L’éthanol, ou alcool éthylique, la même substance que l’on trouve dans la bière, les vins et les spiritueux, est produit par la fermentation de sucres simples sous l’action de levure, formée de petits organismes. Dans la production de vin et de cidre, les sucres des fruits sont décomposés par les bactéries contenues dans l’air ou qui sont introduites par le vigneron. Pour fermenter du maïs ou autres céréales, il faut d’abord casser l’amidon, autrement connu sous le nom d’amylose, qui constitue presqu’entièrement la partie nutritionnelle du grain, en molécules de sucre plus simples. L’amidon est un type de molécule complexe, un polymère, une chaîne de plusieurs centaines ou même de milliers de molécules de sucre. Dans le système digestif humain, l’amidon contenu dans les céréales ou autres aliments est décomposé par des enzymes de formes légèrement différentes, généralement connue sous le terme d’amylase, présente dans la salive et les fluides intestinaux. En s’attaquant aux liens chimiques qui lient les molécules entre elles, les enzymes décomposent les polymères de l’amidon en sucres simples, afin qu’ils puissent être métabolisés. L’amylase, isolée pour la première fois du malt en 1835 par Anselme Payen et Jean Persoz, a depuis longtemps été utilisée dans la fermentation industrielle des céréales. Aujourd’hui, les deux types d’amylase utilisés dans la production d’éthanol à partir du maïs ajoutent 4 ou 5 cents à chaque gallon d’éthanol obtenu.

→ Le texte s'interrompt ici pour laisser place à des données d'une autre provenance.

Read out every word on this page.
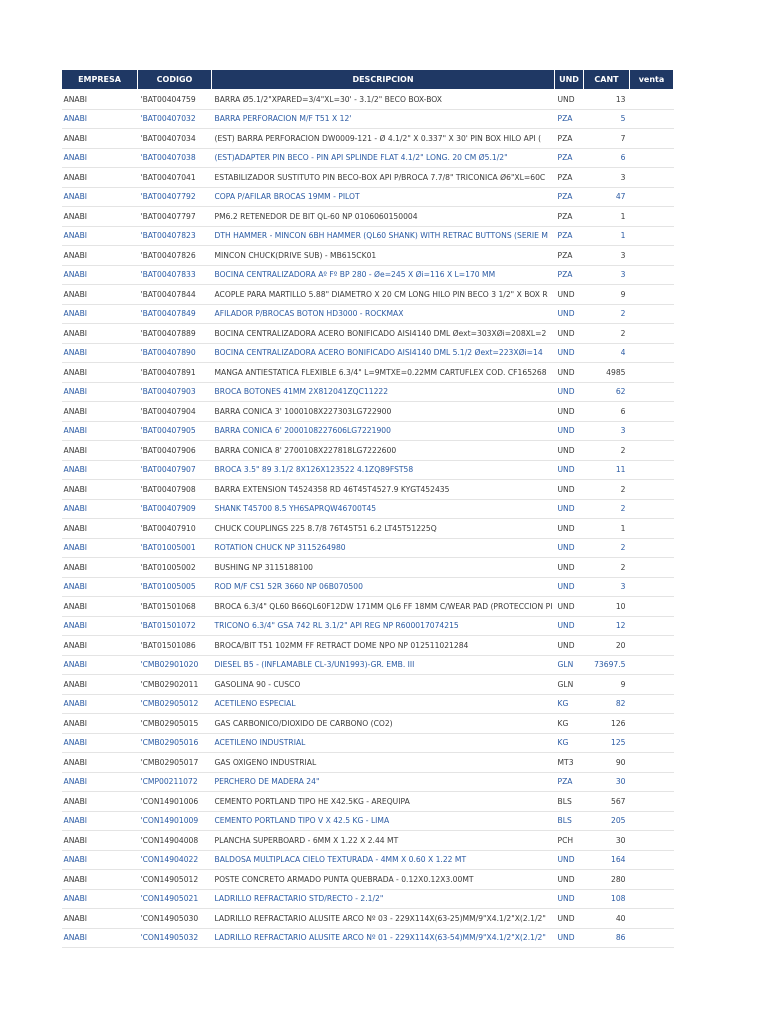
EMPRESA	CODIGO	DESCRIPCION	UND	CANT	venta
ANABI	'BAT00404759	BARRA Ø5.1/2"XPARED=3/4"XL=30' - 3.1/2" BECO BOX-BOX	UND	13	
ANABI	'BAT00407032	BARRA PERFORACION M/F T51 X 12'	PZA	5	
ANABI	'BAT00407034	(EST) BARRA PERFORACION DW0009-121 - Ø 4.1/2" X 0.337" X 30' PIN BOX HILO API (	PZA	7	
ANABI	'BAT00407038	(EST)ADAPTER PIN BECO - PIN API SPLINDE FLAT 4.1/2" LONG. 20 CM Ø5.1/2"	PZA	6	
ANABI	'BAT00407041	ESTABILIZADOR SUSTITUTO PIN BECO-BOX API P/BROCA 7.7/8" TRICONICA Ø6"XL=60C	PZA	3	
ANABI	'BAT00407792	COPA P/AFILAR BROCAS 19MM - PILOT	PZA	47	
ANABI	'BAT00407797	PM6.2 RETENEDOR DE BIT QL-60 NP 0106060150004	PZA	1	
ANABI	'BAT00407823	DTH HAMMER - MINCON 6BH HAMMER (QL60 SHANK) WITH RETRAC BUTTONS (SERIE M	PZA	1	
ANABI	'BAT00407826	MINCON CHUCK(DRIVE SUB) - MB615CK01	PZA	3	
ANABI	'BAT00407833	BOCINA CENTRALIZADORA Aº Fº BP 280 - Øe=245 X Øi=116 X L=170 MM	PZA	3	
ANABI	'BAT00407844	ACOPLE PARA MARTILLO 5.88" DIAMETRO X 20 CM LONG HILO PIN BECO 3 1/2" X BOX R	UND	9	
ANABI	'BAT00407849	AFILADOR P/BROCAS BOTON HD3000 - ROCKMAX	UND	2	
ANABI	'BAT00407889	BOCINA CENTRALIZADORA ACERO BONIFICADO AISI4140 DML Øext=303XØi=208XL=2	UND	2	
ANABI	'BAT00407890	BOCINA CENTRALIZADORA ACERO BONIFICADO AISI4140 DML 5.1/2 Øext=223XØi=14	UND	4	
ANABI	'BAT00407891	MANGA ANTIESTATICA FLEXIBLE 6.3/4" L=9MTXE=0.22MM CARTUFLEX COD. CF165268	UND	4985	
ANABI	'BAT00407903	BROCA BOTONES 41MM 2X812041ZQC11222	UND	62	
ANABI	'BAT00407904	BARRA CONICA 3' 1000108X227303LG722900	UND	6	
ANABI	'BAT00407905	BARRA CONICA 6' 2000108227606LG7221900	UND	3	
ANABI	'BAT00407906	BARRA CONICA 8' 2700108X227818LG7222600	UND	2	
ANABI	'BAT00407907	BROCA 3.5" 89 3.1/2 8X126X123522 4.1ZQ89FST58	UND	11	
ANABI	'BAT00407908	BARRA EXTENSION T4524358 RD 46T45T4527.9 KYGT452435	UND	2	
ANABI	'BAT00407909	SHANK T45700 8.5 YH6SAPRQW46700T45	UND	2	
ANABI	'BAT00407910	CHUCK COUPLINGS 225 8.7/8 76T45T51 6.2 LT45T51225Q	UND	1	
ANABI	'BAT01005001	ROTATION CHUCK NP 3115264980	UND	2	
ANABI	'BAT01005002	BUSHING NP 3115188100	UND	2	
ANABI	'BAT01005005	ROD M/F CS1 52R 3660 NP 06B070500	UND	3	
ANABI	'BAT01501068	BROCA 6.3/4" QL60 B66QL60F12DW 171MM QL6 FF 18MM C/WEAR PAD (PROTECCION PI	UND	10	
ANABI	'BAT01501072	TRICONO 6.3/4" GSA 742 RL 3.1/2" API REG NP R600017074215	UND	12	
ANABI	'BAT01501086	BROCA/BIT T51 102MM FF RETRACT DOME NPO NP 012511021284	UND	20	
ANABI	'CMB02901020	DIESEL B5 - (INFLAMABLE CL-3/UN1993)-GR. EMB. III	GLN	73697.5	
ANABI	'CMB02902011	GASOLINA 90 - CUSCO	GLN	9	
ANABI	'CMB02905012	ACETILENO ESPECIAL	KG	82	
ANABI	'CMB02905015	GAS CARBONICO/DIOXIDO DE CARBONO (CO2)	KG	126	
ANABI	'CMB02905016	ACETILENO INDUSTRIAL	KG	125	
ANABI	'CMB02905017	GAS OXIGENO INDUSTRIAL	MT3	90	
ANABI	'CMP00211072	PERCHERO DE MADERA 24"	PZA	30	
ANABI	'CON14901006	CEMENTO PORTLAND TIPO HE X42.5KG - AREQUIPA	BLS	567	
ANABI	'CON14901009	CEMENTO PORTLAND TIPO V X 42.5 KG - LIMA	BLS	205	
ANABI	'CON14904008	PLANCHA SUPERBOARD - 6MM X 1.22 X 2.44 MT	PCH	30	
ANABI	'CON14904022	BALDOSA MULTIPLACA CIELO TEXTURADA - 4MM X 0.60 X 1.22 MT	UND	164	
ANABI	'CON14905012	POSTE CONCRETO ARMADO PUNTA QUEBRADA - 0.12X0.12X3.00MT	UND	280	
ANABI	'CON14905021	LADRILLO REFRACTARIO STD/RECTO - 2.1/2"	UND	108	
ANABI	'CON14905030	LADRILLO REFRACTARIO ALUSITE ARCO Nº 03 - 229X114X(63-25)MM/9"X4.1/2"X(2.1/2"	UND	40	
ANABI	'CON14905032	LADRILLO REFRACTARIO ALUSITE ARCO Nº 01 - 229X114X(63-54)MM/9"X4.1/2"X(2.1/2"	UND	86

La cellulose, qui constitue la plupart des fibres qui servent de structure aux plantes et aux arbres, est très similaire à l’amidon, et partage la même formule générique (C6H10O5)n. La cellulose est le composé organique le plus abondant dans la biosphère, contenant plus de la moitié de tout le carbone organique. Mais casser la cellulose en sucres simples afin qu’ils puissent être fermentés en éthanol n’est pas aussi simple. Seuls quelques mammifères en sont capables, des ruminants, parmi lesquels les castors, peuvent digérer la cellulose, et encore pas par leurs propres moyens, mais à l’aide des bactéries qu’ils hébergent au sein de leur estomacs. Dans la nature, la tâche de la décomposition de la cellulose afin que le carbone puisse être réutilisé est donnée à certaines bactéries et champignons microscopiques.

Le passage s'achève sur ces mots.